Compositionally Tunable 2D PtSe_xTe_y Alloys Synthesized via Thermally Assisted Conversion for Mid-Wave Infrared Photodetection

Mid-wave infrared (MWIR) photodetectors play a crucial role in thermal imaging, environmental monitoring, and medical diagnostics due to their ability to detect subtle thermal signatures. However, advancements in this field have been limited by the scarcity of suitable semiconductor materials and the high cost of epitaxial growth techniques. 2D materials have emerged as a promising new class of candidates for MWIR photodetectors, offering tunable optical properties and compatibility with scalable, cost-effective fabrication methods. While band gap tuning in the MWIR range has thus far been achieved through thickness modulation and defect engineering, compositional engineering remains largely unexplored.
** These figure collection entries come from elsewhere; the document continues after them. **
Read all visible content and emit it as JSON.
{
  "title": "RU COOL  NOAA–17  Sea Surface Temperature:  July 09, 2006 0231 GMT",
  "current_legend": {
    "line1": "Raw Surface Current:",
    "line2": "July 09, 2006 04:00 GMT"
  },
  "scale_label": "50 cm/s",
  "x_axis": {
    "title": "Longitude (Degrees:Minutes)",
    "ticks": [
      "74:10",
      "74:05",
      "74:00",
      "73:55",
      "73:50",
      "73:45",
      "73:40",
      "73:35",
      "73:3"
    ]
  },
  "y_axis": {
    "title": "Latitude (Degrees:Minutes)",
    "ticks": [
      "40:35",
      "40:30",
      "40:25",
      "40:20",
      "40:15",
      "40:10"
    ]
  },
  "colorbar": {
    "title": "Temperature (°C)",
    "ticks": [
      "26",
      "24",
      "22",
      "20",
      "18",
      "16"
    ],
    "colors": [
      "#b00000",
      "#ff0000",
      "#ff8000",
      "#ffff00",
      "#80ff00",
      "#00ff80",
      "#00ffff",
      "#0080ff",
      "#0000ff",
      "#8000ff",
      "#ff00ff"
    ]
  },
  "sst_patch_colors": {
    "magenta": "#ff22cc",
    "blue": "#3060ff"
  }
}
Here, broadband band gap tuning across the MWIR spectrum is demonstrated via compositional engineering in a 2D PtSe_xTe_y system synthesized through direct thermally assisted conversion. Optical characterization reveals a strong correlation between composition and band gap. As the Te content increases and the band gap narrows, a photodetector based on a p-type PtSe_xTe_y/n-type Si heterojunction exhibits significantly enhanced response to 800 °C blackbody radiation, indicating improved MWIR detection capability. These findings underscore the potential of compositional engineering as a straightforward and effective strategy for developing next-generation MWIR photodetectors for advanced optoelectronic applications.